Using `train_test_split()`

In [None]:
# Split with train_test_split()
penguin_train, penguin_test = train_test_split(penguin_df, train_size=0.8)

In [None]:
penguin_scaler = StandardScaler()
train_scaled_df = penguin_scaler.fit_transform(penguin_train.drop(columns=["species", "label"]))

train_scaled_df["label"] = penguin_train["label"].values
display(train_scaled_df)
train_scaled_df.shape

In [None]:
# Transform Test data
test_scaled_df = penguin_scaler.transform(penguin_test.drop(columns=["species", "label"]))

test_scaled_df["label"] = penguin_test["label"].values
display(test_scaled_df)
test_scaled_df.shape

### Model/Fit

We can train our model now.
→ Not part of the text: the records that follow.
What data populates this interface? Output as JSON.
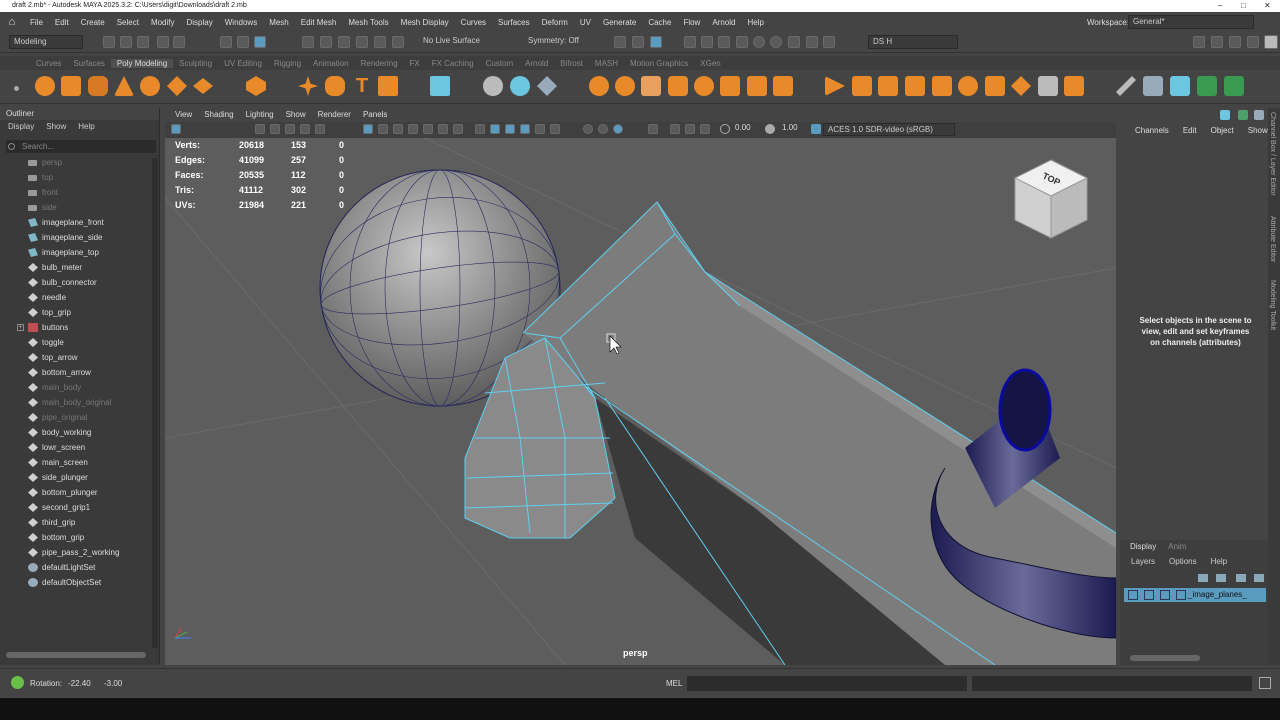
{
  "window": {
    "title": "draft 2.mb* - Autodesk MAYA 2025.3.2: C:\\Users\\digit\\Downloads\\draft 2.mb"
  },
  "menubar": {
    "items": [
      "File",
      "Edit",
      "Create",
      "Select",
      "Modify",
      "Display",
      "Windows",
      "Mesh",
      "Edit Mesh",
      "Mesh Tools",
      "Mesh Display",
      "Curves",
      "Surfaces",
      "Deform",
      "UV",
      "Generate",
      "Cache",
      "Flow",
      "Arnold",
      "Help"
    ],
    "workspace_label": "Workspace:",
    "workspace_value": "General*"
  },
  "statusline": {
    "mode": "Modeling",
    "live_surface": "No Live Surface",
    "symmetry": "Symmetry: Off",
    "user": "DS H"
  },
  "shelf": {
    "tabs": [
      "Curves",
      "Surfaces",
      "Poly Modeling",
      "Sculpting",
      "UV Editing",
      "Rigging",
      "Animation",
      "Rendering",
      "FX",
      "FX Caching",
      "Custom",
      "Arnold",
      "Bifrost",
      "MASH",
      "Motion Graphics",
      "XGen"
    ],
    "active_tab": "Poly Modeling",
    "accent_orange": "#e88a2a"
  },
  "outliner": {
    "title": "Outliner",
    "menu": [
      "Display",
      "Show",
      "Help"
    ],
    "search_placeholder": "Search...",
    "items": [
      {
        "label": "persp",
        "kind": "cam",
        "dim": true
      },
      {
        "label": "top",
        "kind": "cam",
        "dim": true
      },
      {
        "label": "front",
        "kind": "cam",
        "dim": true
      },
      {
        "label": "side",
        "kind": "cam",
        "dim": true
      },
      {
        "label": "imageplane_front",
        "kind": "img",
        "dim": false
      },
      {
        "label": "imageplane_side",
        "kind": "img",
        "dim": false
      },
      {
        "label": "imageplane_top",
        "kind": "img",
        "dim": false
      },
      {
        "label": "bulb_meter",
        "kind": "mesh",
        "dim": false
      },
      {
        "label": "bulb_connector",
        "kind": "mesh",
        "dim": false
      },
      {
        "label": "needle",
        "kind": "mesh",
        "dim": false
      },
      {
        "label": "top_grip",
        "kind": "mesh",
        "dim": false
      },
      {
        "label": "buttons",
        "kind": "grp",
        "dim": false
      },
      {
        "label": "toggle",
        "kind": "mesh",
        "dim": false
      },
      {
        "label": "top_arrow",
        "kind": "mesh",
        "dim": false
      },
      {
        "label": "bottom_arrow",
        "kind": "mesh",
        "dim": false
      },
      {
        "label": "main_body",
        "kind": "mesh",
        "dim": true
      },
      {
        "label": "main_body_original",
        "kind": "mesh",
        "dim": true
      },
      {
        "label": "pipe_original",
        "kind": "mesh",
        "dim": true
      },
      {
        "label": "body_working",
        "kind": "mesh",
        "dim": false
      },
      {
        "label": "lowr_screen",
        "kind": "mesh",
        "dim": false
      },
      {
        "label": "main_screen",
        "kind": "mesh",
        "dim": false
      },
      {
        "label": "side_plunger",
        "kind": "mesh",
        "dim": false
      },
      {
        "label": "bottom_plunger",
        "kind": "mesh",
        "dim": false
      },
      {
        "label": "second_grip1",
        "kind": "mesh",
        "dim": false
      },
      {
        "label": "third_grip",
        "kind": "mesh",
        "dim": false
      },
      {
        "label": "bottom_grip",
        "kind": "mesh",
        "dim": false
      },
      {
        "label": "pipe_pass_2_working",
        "kind": "mesh",
        "dim": false
      },
      {
        "label": "defaultLightSet",
        "kind": "set",
        "dim": false
      },
      {
        "label": "defaultObjectSet",
        "kind": "set",
        "dim": false
      }
    ]
  },
  "viewport": {
    "menu": [
      "View",
      "Shading",
      "Lighting",
      "Show",
      "Renderer",
      "Panels"
    ],
    "field_a": "0.00",
    "field_b": "1.00",
    "colorspace": "ACES 1.0 SDR-video (sRGB)",
    "camera_label": "persp",
    "viewcube_label": "TOP",
    "hud": [
      {
        "label": "Verts:",
        "a": "20618",
        "b": "153",
        "c": "0"
      },
      {
        "label": "Edges:",
        "a": "41099",
        "b": "257",
        "c": "0"
      },
      {
        "label": "Faces:",
        "a": "20535",
        "b": "112",
        "c": "0"
      },
      {
        "label": "Tris:",
        "a": "41112",
        "b": "302",
        "c": "0"
      },
      {
        "label": "UVs:",
        "a": "21984",
        "b": "221",
        "c": "0"
      }
    ],
    "selection_color": "#5fd0f0"
  },
  "channelbox": {
    "menu": [
      "Channels",
      "Edit",
      "Object",
      "Show"
    ],
    "message": "Select objects in the scene to view, edit and set keyframes on channels (attributes)"
  },
  "sidetabs": [
    "Channel Box / Layer Editor",
    "Attribute Editor",
    "Modeling Toolkit"
  ],
  "layers": {
    "tabs": [
      "Display",
      "Anim"
    ],
    "menu": [
      "Layers",
      "Options",
      "Help"
    ],
    "layer_name": "_image_planes_"
  },
  "bottombar": {
    "rotation_label": "Rotation:",
    "rotation_x": "-22.40",
    "rotation_y": "-3.00",
    "mel_label": "MEL"
  }
}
We're going to use a `RandomForestClassifier` and `fit()` it with the training data.

In [None]:
# TODO: fit RandomForestClassifier
penguin_model = ''

### Evaluate

We can now run predictions for both `train` and `test` data and measure error.

In [None]:
# TODO: predict() train and test
train_pred = ''
test_pred = ''

### Measure Error

In [None]:
# Measure classification error with classification_error()
display(classification_error(train_scaled_df["label"], train_pred))
display(classification_error(test_scaled_df["label"], test_pred))
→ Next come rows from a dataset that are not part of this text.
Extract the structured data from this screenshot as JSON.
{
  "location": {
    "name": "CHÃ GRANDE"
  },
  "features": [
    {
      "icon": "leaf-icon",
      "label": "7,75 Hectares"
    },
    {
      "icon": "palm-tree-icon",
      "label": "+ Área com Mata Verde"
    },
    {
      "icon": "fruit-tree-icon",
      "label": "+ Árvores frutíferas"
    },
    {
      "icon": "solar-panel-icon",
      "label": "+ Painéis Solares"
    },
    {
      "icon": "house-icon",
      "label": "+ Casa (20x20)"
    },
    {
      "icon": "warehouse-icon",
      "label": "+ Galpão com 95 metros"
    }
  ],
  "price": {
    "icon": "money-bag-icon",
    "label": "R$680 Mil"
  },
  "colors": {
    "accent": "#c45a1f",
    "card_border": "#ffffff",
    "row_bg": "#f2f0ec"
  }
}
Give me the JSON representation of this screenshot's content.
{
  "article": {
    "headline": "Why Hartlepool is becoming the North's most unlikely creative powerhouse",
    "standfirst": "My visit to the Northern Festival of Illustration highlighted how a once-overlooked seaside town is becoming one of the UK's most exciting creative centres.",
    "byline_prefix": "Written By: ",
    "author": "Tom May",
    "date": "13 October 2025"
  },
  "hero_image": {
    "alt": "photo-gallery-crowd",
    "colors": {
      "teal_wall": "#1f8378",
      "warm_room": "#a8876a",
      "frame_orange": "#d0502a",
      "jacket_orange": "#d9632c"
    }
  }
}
### Look at Confusion (Matrix)

`display_confusion_matrix(labels, predictions, display_labels=unique_labels)`

In [None]:
# Look at confusion matrices
display_confusion_matrix(train_scaled_df["label"], train_pred, display_labels=penguin_df["species"].unique().tolist())
display_confusion_matrix(test_scaled_df["label"], test_pred, display_labels=penguin_df["species"].unique().tolist())